While the system provides many of the alerts based on individual sensors, according to need, it also has data summary tools which made it much easier to see trends and patterns. Additionally, it provided a comprehensive wellness overview. All of the user friendly graphics made it easy to see and understand what was gradually changing, in his mother-in-law’s lifestyle.
The system enabled them to know when to layer in additional levels of assistance and care, matching it to her state of health as capabilities declined. Overall, the system provided a tremendous peace of mind, assuring them their parent was safe, feeling that this technology is a priceless gift enabling them to honor their parent’s request to stay at home and live as independently as they were capable of.
Mr. Strickler also advised that financially, it has been a relief to be able to preserve resources allowing them to be able to provide the best possible one-on-one care his mother-in-law later needed.

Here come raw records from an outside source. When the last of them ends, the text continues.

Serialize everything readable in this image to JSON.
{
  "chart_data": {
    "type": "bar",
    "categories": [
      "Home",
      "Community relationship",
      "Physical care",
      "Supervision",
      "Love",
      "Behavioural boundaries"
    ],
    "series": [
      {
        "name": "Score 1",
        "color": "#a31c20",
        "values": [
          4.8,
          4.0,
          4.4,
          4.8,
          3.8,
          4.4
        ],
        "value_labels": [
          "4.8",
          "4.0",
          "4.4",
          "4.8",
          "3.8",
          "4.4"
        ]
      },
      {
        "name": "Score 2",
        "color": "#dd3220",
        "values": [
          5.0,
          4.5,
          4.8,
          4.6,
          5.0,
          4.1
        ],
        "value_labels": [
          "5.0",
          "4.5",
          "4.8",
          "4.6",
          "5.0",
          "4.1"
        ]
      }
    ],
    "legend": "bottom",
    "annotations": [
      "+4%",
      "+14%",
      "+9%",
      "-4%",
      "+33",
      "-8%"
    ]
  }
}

Had they moved her into an assisted living, early on, the costs would have been astronomical. The cumulative cost for 2 ½ years, moving into an average Virginia nursing home, would have been $223,000.00 plus an additional $104,000.00 for homemaker/health aid services, and that was based on the Genworth 2013 Cost of Care Survey.
In contrast, the cost of their system was $2,189.00 plus the monthly fee of $59.00. While they still needed to supplement their own care giving efforts with contracted home care support, the nominal investment in technology has clearly provided a huge cost savings. Most importantly, Mr. Strickler advised that his mother-in-law had been able to enjoy a higher standard of care in a more comfortable environment – home.
In closing, Mr. Strickler shared,
Aging in place technologies are not a silver bullet solution that will solve all the problems of cost-effectively caring for our aging population, but from our experience, they can be a very integral part of the solution. These technologies can be objective narration care-giving tools, that can prolong independence and help guide assistance intervention, all in a very cost effective and non-intrusive manner, affording both caregivers and their aging loved ones excellent lifestyle choices.